Just Watch: Designing Smartwatch Experiences

Written by Christian Nam
Published on Apr. 27, 2016
Just Watch: Designing Smartwatch Experiences

Smartwatches aren’t just new; they’re different. The uniqueness of the smartwatch presents new challenges for those of us who design mobile experiences. Luckily, it also presents opportunities to learn from each other as we take on those challenges. I had one of those opportunities on a panel at South by Southwest Interactive 2016 to talk about lessons learned when creating applications for smartwatches.

 

1. Get real: use cases

The operative word here is “use.” Will the use case you’re thinking of really be useful? Does it absolutely need to be on a smartwatch to be useful? Could a smartphone do the job as well or better? This is the time to be honest with yourself about whether the smartwatch app you’re thinking about is worth developing.

 

Following these steps will help you evaluate your use case.

  • Plot features

  • Identify which make sense on the wrist

  • Determine the context surrounding those features

For example, the sooner you realize that it’s pretty hard to interact with an app on your wrist when you’re pushing a shopping cart, the better.

 

2. Keep it simple: prototypes

Once you’re confident that your app could indeed be useful, prototypes are invaluable for validating not only general usefulness, but also usability when someone is wearing a device on the go. Simple prototypes speed up the validation process.

 

Paper prototyping is about as simple as it gets. Cut out circles or squares, depending on the watch shape you’re working with initially, and tape them to the watch itself. Or make it even simpler by cutting sticky notes into strips and relevant shapes. One interesting hack we heard about involves putting a long strip of paper between two pencils and then using it to “scroll” through the app flow and simulate screens progressing.

 

Gallery apps that enable you to see multiple images in sequence can come in handy for smartwatch app prototyping. Create wireframes of your app flow, export them as JPEGs and import them into the gallery. Set them up in the sequence a user would click and then side swipe to move from one state to the next.

 

Interactive Prototyping tools are essential to enabling fully interactive experiences. They allow the user to get as close the real experience without building it. There are dozens of prototyping tools for mobile prototypes but only recently have those tools began supporting smartwatch interactions, such as Pixate.

 

3. Be specific: devices

This may sound like an obvious point, but it’s one worth emphasizing: when you’re designing a smartwatch experience, be sure your team is familiar with the target device and how it works. That means if you’re working on an Android Wear experience, you should provide people on the team with Android Wear devices.

 

Yes, buying a smartwatch for everyone can be a big expense.

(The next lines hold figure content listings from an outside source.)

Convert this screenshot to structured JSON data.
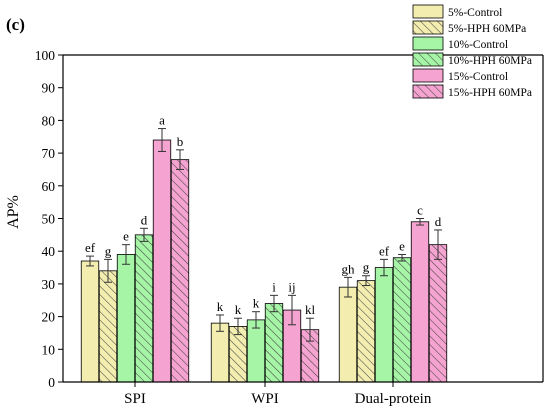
{
  "panel_label": "(c)",
  "chart_data": {
    "type": "bar",
    "title": "",
    "xlabel": "",
    "ylabel": "AP%",
    "ylim": [
      0,
      100
    ],
    "yticks": [
      0,
      10,
      20,
      30,
      40,
      50,
      60,
      70,
      80,
      90,
      100
    ],
    "categories": [
      "SPI",
      "WPI",
      "Dual-protein"
    ],
    "legend_position": "top-right",
    "series": [
      {
        "name": "5%-Control",
        "color": "#f3eeb0",
        "hatch": false,
        "values": [
          37,
          18,
          29
        ],
        "errors": [
          1.5,
          2.5,
          3
        ],
        "letters": [
          "ef",
          "k",
          "gh"
        ]
      },
      {
        "name": "5%-HPH 60MPa",
        "color": "#f3eeb0",
        "hatch": true,
        "values": [
          34,
          17,
          31
        ],
        "errors": [
          3.5,
          2.5,
          1.5
        ],
        "letters": [
          "g",
          "k",
          "g"
        ]
      },
      {
        "name": "10%-Control",
        "color": "#a6f5a6",
        "hatch": false,
        "values": [
          39,
          19,
          35
        ],
        "errors": [
          3,
          2.5,
          2.5
        ],
        "letters": [
          "e",
          "k",
          "ef"
        ]
      },
      {
        "name": "10%-HPH 60MPa",
        "color": "#a6f5a6",
        "hatch": true,
        "values": [
          45,
          24,
          38
        ],
        "errors": [
          2,
          2.5,
          1
        ],
        "letters": [
          "d",
          "i",
          "e"
        ]
      },
      {
        "name": "15%-Control",
        "color": "#f5a3d0",
        "hatch": false,
        "values": [
          74,
          22,
          49
        ],
        "errors": [
          3.5,
          4.5,
          1
        ],
        "letters": [
          "a",
          "ij",
          "c"
        ]
      },
      {
        "name": "15%-HPH 60MPa",
        "color": "#f5a3d0",
        "hatch": true,
        "values": [
          68,
          16,
          42
        ],
        "errors": [
          3,
          3.5,
          4.5
        ],
        "letters": [
          "b",
          "kl",
          "d"
        ]
      }
    ]
  }
}
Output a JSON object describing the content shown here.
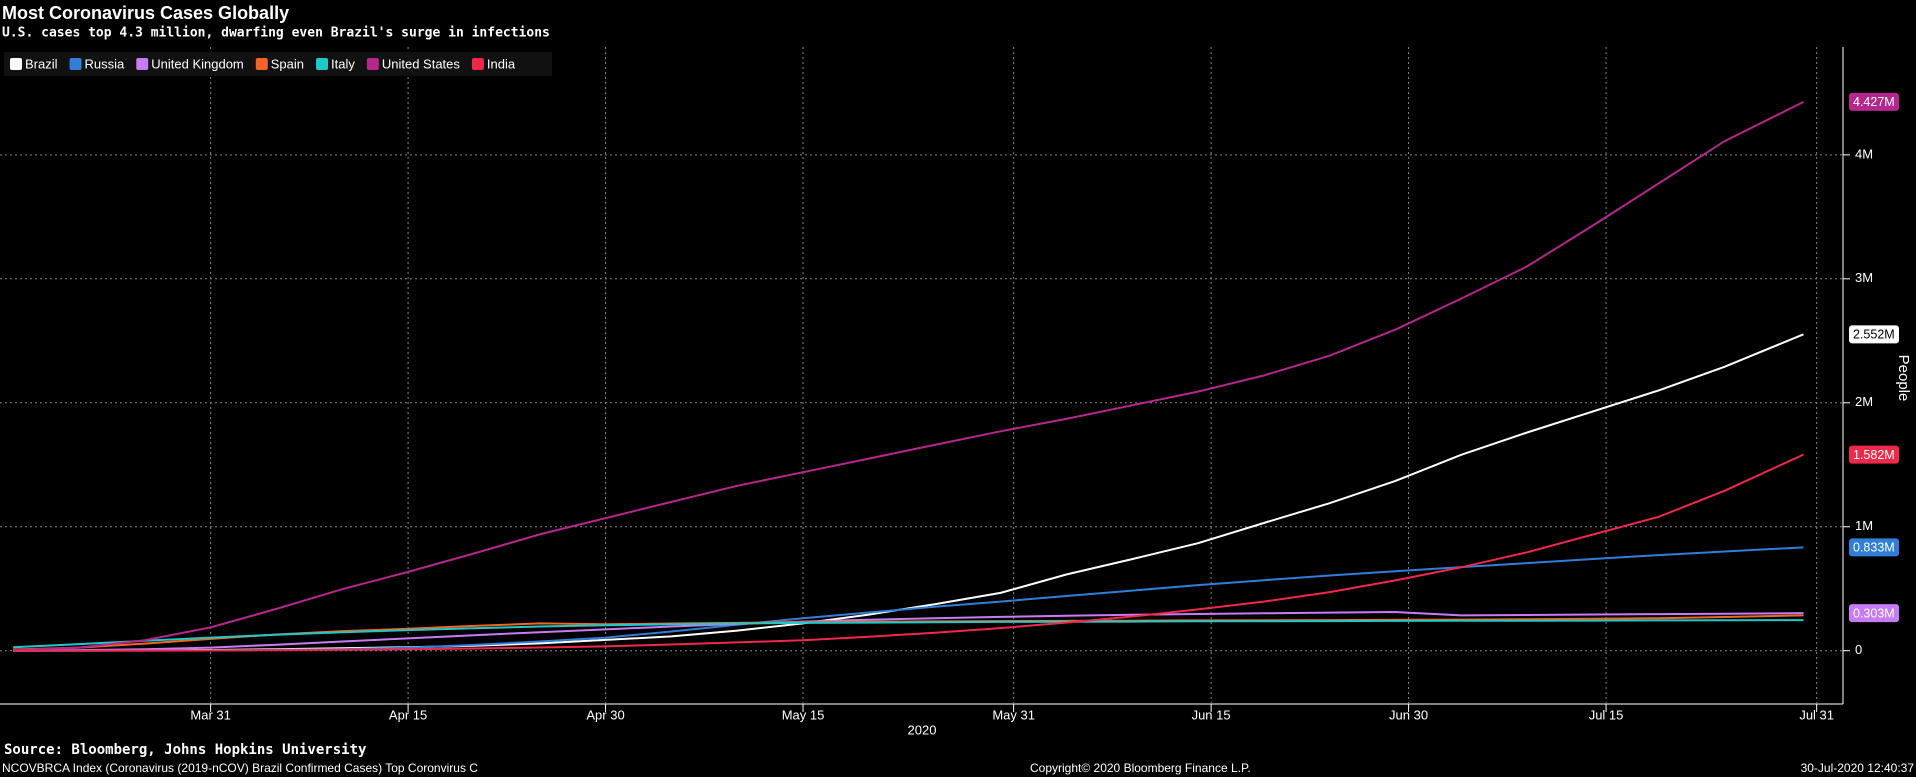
{
  "chart_data": {
    "type": "line",
    "title": "Most Coronavirus Cases Globally",
    "subtitle": "U.S. cases top 4.3 million, dwarfing even Brazil's surge in infections",
    "x_label": "2020",
    "y_label": "People",
    "grid": true,
    "legend_position": "top-left",
    "x": [
      "2020-03-16",
      "2020-03-21",
      "2020-03-26",
      "2020-03-31",
      "2020-04-05",
      "2020-04-10",
      "2020-04-15",
      "2020-04-20",
      "2020-04-25",
      "2020-04-30",
      "2020-05-05",
      "2020-05-10",
      "2020-05-15",
      "2020-05-20",
      "2020-05-25",
      "2020-05-30",
      "2020-06-04",
      "2020-06-09",
      "2020-06-14",
      "2020-06-19",
      "2020-06-24",
      "2020-06-29",
      "2020-07-04",
      "2020-07-09",
      "2020-07-14",
      "2020-07-19",
      "2020-07-24",
      "2020-07-30"
    ],
    "xlim": [
      "2020-03-15",
      "2020-08-02"
    ],
    "xticks": [
      {
        "value": "2020-03-31",
        "label": "Mar 31"
      },
      {
        "value": "2020-04-15",
        "label": "Apr 15"
      },
      {
        "value": "2020-04-30",
        "label": "Apr 30"
      },
      {
        "value": "2020-05-15",
        "label": "May 15"
      },
      {
        "value": "2020-05-31",
        "label": "May 31"
      },
      {
        "value": "2020-06-15",
        "label": "Jun 15"
      },
      {
        "value": "2020-06-30",
        "label": "Jun 30"
      },
      {
        "value": "2020-07-15",
        "label": "Jul 15"
      },
      {
        "value": "2020-07-31",
        "label": "Jul 31"
      }
    ],
    "ylim": [
      -430000,
      4870000
    ],
    "yticks": [
      0,
      {
        "value": 1000000,
        "label": "1M"
      },
      {
        "value": 2000000,
        "label": "2M"
      },
      {
        "value": 3000000,
        "label": "3M"
      },
      {
        "value": 4000000,
        "label": "4M"
      }
    ],
    "series": [
      {
        "name": "Brazil",
        "color": "#ffffff",
        "end_label": "2.552M",
        "values": [
          200,
          1000,
          2900,
          5700,
          11000,
          19000,
          28000,
          40000,
          59000,
          87000,
          115000,
          162000,
          220000,
          291000,
          375000,
          466000,
          615000,
          739000,
          867000,
          1030000,
          1190000,
          1370000,
          1580000,
          1760000,
          1930000,
          2100000,
          2290000,
          2552000
        ]
      },
      {
        "name": "Russia",
        "color": "#2f7ed8",
        "end_label": "0.833M",
        "values": [
          90,
          300,
          840,
          2300,
          6300,
          12000,
          24000,
          47000,
          74000,
          106000,
          155000,
          210000,
          262000,
          308000,
          354000,
          396000,
          441000,
          485000,
          529000,
          569000,
          607000,
          641000,
          674000,
          707000,
          740000,
          771000,
          800000,
          833000
        ]
      },
      {
        "name": "United Kingdom",
        "color": "#c77cf5",
        "end_label": "0.303M",
        "values": [
          1500,
          5000,
          11600,
          25000,
          48000,
          74000,
          99000,
          125000,
          149000,
          172000,
          195000,
          216000,
          235000,
          249000,
          262000,
          273000,
          282000,
          290000,
          296000,
          302000,
          307000,
          312000,
          285000,
          288000,
          292000,
          295000,
          298000,
          303000
        ]
      },
      {
        "name": "Spain",
        "color": "#f26522",
        "values": [
          9900,
          25000,
          57000,
          95000,
          131000,
          158000,
          177000,
          200000,
          220000,
          213000,
          219000,
          224000,
          230000,
          233000,
          236000,
          239000,
          240000,
          242000,
          244000,
          245000,
          247000,
          249000,
          251000,
          253000,
          257000,
          262000,
          272000,
          285000
        ]
      },
      {
        "name": "Italy",
        "color": "#1ec9c9",
        "values": [
          28000,
          53000,
          80000,
          106000,
          129000,
          148000,
          166000,
          181000,
          195000,
          205000,
          213000,
          219000,
          224000,
          227000,
          230000,
          232000,
          234000,
          235000,
          237000,
          238000,
          239000,
          240000,
          241000,
          242000,
          243000,
          244000,
          245000,
          247000
        ]
      },
      {
        "name": "United States",
        "color": "#b5278c",
        "end_label": "4.427M",
        "values": [
          4600,
          25000,
          85000,
          188000,
          337000,
          496000,
          636000,
          784000,
          938000,
          1070000,
          1200000,
          1330000,
          1440000,
          1550000,
          1660000,
          1770000,
          1870000,
          1980000,
          2090000,
          2220000,
          2380000,
          2590000,
          2840000,
          3100000,
          3430000,
          3770000,
          4110000,
          4427000
        ]
      },
      {
        "name": "India",
        "color": "#f0284a",
        "end_label": "1.582M",
        "values": [
          100,
          300,
          700,
          1400,
          4300,
          7600,
          12000,
          18000,
          26000,
          35000,
          50000,
          67000,
          85000,
          112000,
          145000,
          182000,
          227000,
          276000,
          333000,
          396000,
          473000,
          567000,
          673000,
          794000,
          937000,
          1080000,
          1290000,
          1582000
        ]
      }
    ],
    "source": "Source: Bloomberg, Johns Hopkins University",
    "footer_left": "NCOVBRCA Index (Coronavirus (2019-nCOV) Brazil Confirmed Cases) Top Coronvirus C",
    "footer_center": "Copyright© 2020 Bloomberg Finance L.P.",
    "footer_right": "30-Jul-2020 12:40:37"
  }
}
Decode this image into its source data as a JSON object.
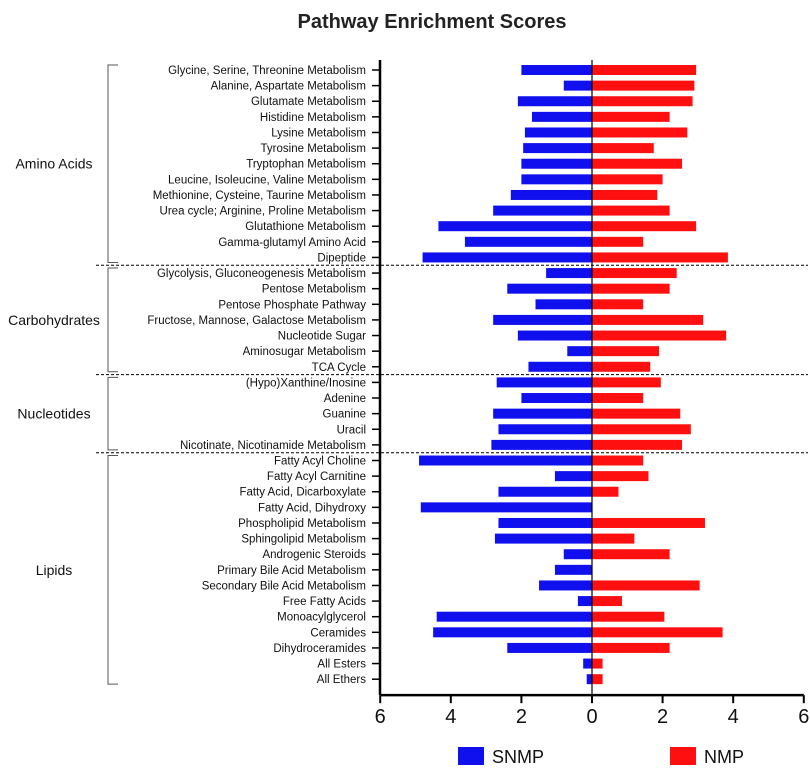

But it’s nothing compared to the cost of oversights and poor design decisions that are likely to result from a team designing for a device they haven’t actually used. If it helps, keep in mind that when you get to the user-testing phase, your design team’s smartwatches can do double-duty as test devices.

 

If your budget really can’t handle the cost of a dozen or so smartwatches, don’t give up quite yet. Consider renting the devices. For example, for about $45, you can rent an entry-level Apple Watch for a week from Lumoid (https://lumoid.com/products/wear).

 

4. Stay focused: edge cases

With smartwatches, edge cases tend to be the rule rather than the exception. For example, take spotty Wi-Fi in extreme environments like the gym. That may not be a big deal on a phone or tablet, but a smartwatch is much more likely to be used at the gym, making poor Wi-Fi connectivity a bigger problem. Similarly, screen brightness that dims when battery power is low isn’t a big deal on devices with relatively long battery life – but it definitely can be on smartwatches, many of which have been plagued with battery life issues. Also, sensors used with smartwatches may fail due to hardware glitches. That’s decidedly not a good thing on a device whose wearability makes it such a natural choice for sensor-driven apps.

 

These are just a few examples of extreme situations. To minimize the impact on your app, make it a point to identify the edge cases that could create problems, never underestimate their potential impact and stay focused on finding ways to address them.

 

5. Think small: screens

Ultra-small smartwatch screens present a variety of design challenges. You have less real estate and minimal screen elements to work with, and your ability to guide user interactions and navigation is limited. There are no explicit back buttons, no breadcrumbs to show the way and very little information on each screen to help users understand where to go next. And while early adopters may be more forgiving of a demanding experience than most, the next wave of users is not likely to show as much patience.

 

To keep screen-size limitations from getting the best of you, make each design decision an opportunity to create the fastest, simplest, most foolproof interaction at every turn. At the same time, remember that the small-screen experience you design needs to work equally well on square and circular screens assuming your building for Apple Watch and Android Wear. A circle-shaped experience in particular can be tricky, especially when it comes to presenting any content that’s relatively text-heavy. Be mindful of this going in so that it doesn’t trip you up later.

 

Creating experiences for smartwatches is going to present complications no one has faced until now. My colleagues and I learned valuable lessons from taking up the challenge, and I hope those lessons make your own path to smartwatch success a little bit smoother.